The aim of the present work is to understand the production and transfer of turbulent kinetic energy (TKE) in the combined space of positions and scales for a definitely more complex geometry. We introduce a bulge (also referred to as bump) at one of the walls in a periodic turbulent channel flow in order to induce massive flow separation and strongly localised TKE production. The database is taken from a DNS recently performed by the authors (Mollicone *et al.*
Reference Mollicone, Battista, Gualtieri and Casciola2017) using the NEK5000 code (Fischer, Lottes & Kerkemeier Reference Fischer, Lottes and Kerkemeier2008) which is based on the spectral element method, see Patera (Reference Patera1984). Our focus is on the intense shear layer and the recirculation bubble that forms just after the bump. The GKE is applied at these specific features of the flow to study the scale-by-scale energy production, transport and dissipation. The second-order structure function, which is the basis of such an equation, is used as a proxy to define a scale-energy content, that is an interpretation of the energy associated with a given scale. The results show how the GKE, a five-dimensional equation in our anisotropic and strongly inhomogeneous flow, can describe in detail the turbulent flow behaviour and related energy mechanisms. As will be shown, the result of this analysis is readily interpreted in terms of the coherent structures of the shear layer.

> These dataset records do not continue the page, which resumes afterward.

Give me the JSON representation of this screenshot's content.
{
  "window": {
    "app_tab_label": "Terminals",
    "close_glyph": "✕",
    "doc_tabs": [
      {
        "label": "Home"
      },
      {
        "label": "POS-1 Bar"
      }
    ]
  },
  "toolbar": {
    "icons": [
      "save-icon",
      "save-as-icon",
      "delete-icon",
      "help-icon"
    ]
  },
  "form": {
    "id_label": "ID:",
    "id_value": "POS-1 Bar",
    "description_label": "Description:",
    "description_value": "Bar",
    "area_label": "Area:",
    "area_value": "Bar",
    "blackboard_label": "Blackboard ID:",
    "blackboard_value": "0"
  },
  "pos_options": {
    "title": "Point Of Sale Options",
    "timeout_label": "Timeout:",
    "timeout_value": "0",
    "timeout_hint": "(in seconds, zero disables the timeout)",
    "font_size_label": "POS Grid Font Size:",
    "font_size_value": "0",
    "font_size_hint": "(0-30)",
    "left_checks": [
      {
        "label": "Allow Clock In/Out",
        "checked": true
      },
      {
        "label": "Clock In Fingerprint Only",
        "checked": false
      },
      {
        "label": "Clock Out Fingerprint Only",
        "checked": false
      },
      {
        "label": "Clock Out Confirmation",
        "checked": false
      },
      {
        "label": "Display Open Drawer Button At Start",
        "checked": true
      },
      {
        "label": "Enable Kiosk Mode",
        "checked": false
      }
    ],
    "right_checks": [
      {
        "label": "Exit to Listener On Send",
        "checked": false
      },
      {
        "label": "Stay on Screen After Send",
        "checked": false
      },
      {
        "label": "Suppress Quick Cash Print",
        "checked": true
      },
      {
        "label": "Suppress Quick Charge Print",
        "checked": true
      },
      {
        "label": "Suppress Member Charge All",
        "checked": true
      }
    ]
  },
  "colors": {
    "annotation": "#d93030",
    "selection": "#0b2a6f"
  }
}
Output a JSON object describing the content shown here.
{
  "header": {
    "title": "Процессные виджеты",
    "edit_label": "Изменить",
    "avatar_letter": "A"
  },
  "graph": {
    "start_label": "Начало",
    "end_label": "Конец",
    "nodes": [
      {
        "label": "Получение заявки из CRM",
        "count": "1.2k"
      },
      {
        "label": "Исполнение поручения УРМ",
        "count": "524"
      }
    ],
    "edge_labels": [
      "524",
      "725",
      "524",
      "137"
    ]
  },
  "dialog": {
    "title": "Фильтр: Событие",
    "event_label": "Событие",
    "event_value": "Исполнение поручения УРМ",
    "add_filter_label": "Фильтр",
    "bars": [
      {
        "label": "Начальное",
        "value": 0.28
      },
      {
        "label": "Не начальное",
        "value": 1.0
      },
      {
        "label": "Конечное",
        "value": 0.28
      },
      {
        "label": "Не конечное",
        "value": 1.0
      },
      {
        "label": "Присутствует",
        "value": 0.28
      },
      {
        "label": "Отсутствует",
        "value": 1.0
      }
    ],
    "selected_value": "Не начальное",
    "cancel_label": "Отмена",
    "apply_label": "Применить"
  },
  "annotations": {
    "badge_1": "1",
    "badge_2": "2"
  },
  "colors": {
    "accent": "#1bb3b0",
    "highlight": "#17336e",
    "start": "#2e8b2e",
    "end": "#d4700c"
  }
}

## 2 The generalised Kolmogorov equation

### 2.1 General theory

In a statistically stationary turbulent flow, instantaneous fields
$\boldsymbol{u}_{T}(\boldsymbol{x},t_{i})$
– the subscript
$T$
meaning total, as opposed to average and fluctuation – sampled at
$N$
time instants
$t_{i}$
separated by more than the relevant correlation time, can be considered as elements of a statistical ensemble of (turbulent) velocity fields. In this context, the average over the ensemble,
$\boldsymbol{U}(\boldsymbol{x})=(1/N)\sum _{i}\boldsymbol{u}_{T}(\boldsymbol{x},t_{i})$
, is the mean flow while
$\boldsymbol{u}(\boldsymbol{x},t_{i})=\boldsymbol{u}_{T}(\boldsymbol{x},t_{i})-\boldsymbol{U}(\boldsymbol{x})$
is the fluctuation. Such (Reynolds) decomposition can be used for the other quantities of interest, e.g. the pressure field, where
$p(\boldsymbol{x},t)$
is the fluctuation and
$P(\boldsymbol{x})$
the average. In the following, we shall be dealing with the ensemble obtained by sampling the DNS fields of a turbulent channel flow with a bulge in one of the otherwise planar and parallel walls, see Mollicone *et al.* (Reference Mollicone, Battista, Gualtieri and Casciola2017). The flow is statistically stationary, with a single direction of spatial homogeneity corresponding to the spanwise direction. All quantities are made dimensionless with respect to the bulk velocity
$U_{b}=Q/(2h_{0})$
, where
$Q$
is the flow rate per unit width and
$h_{0}$
is the half-channel height from the bottom wall. Beside the bump geometry, here kept fixed, the Reynolds number
$Re=Q/(2\unicode[STIX]{x1D708})$
is the only control parameter of the system.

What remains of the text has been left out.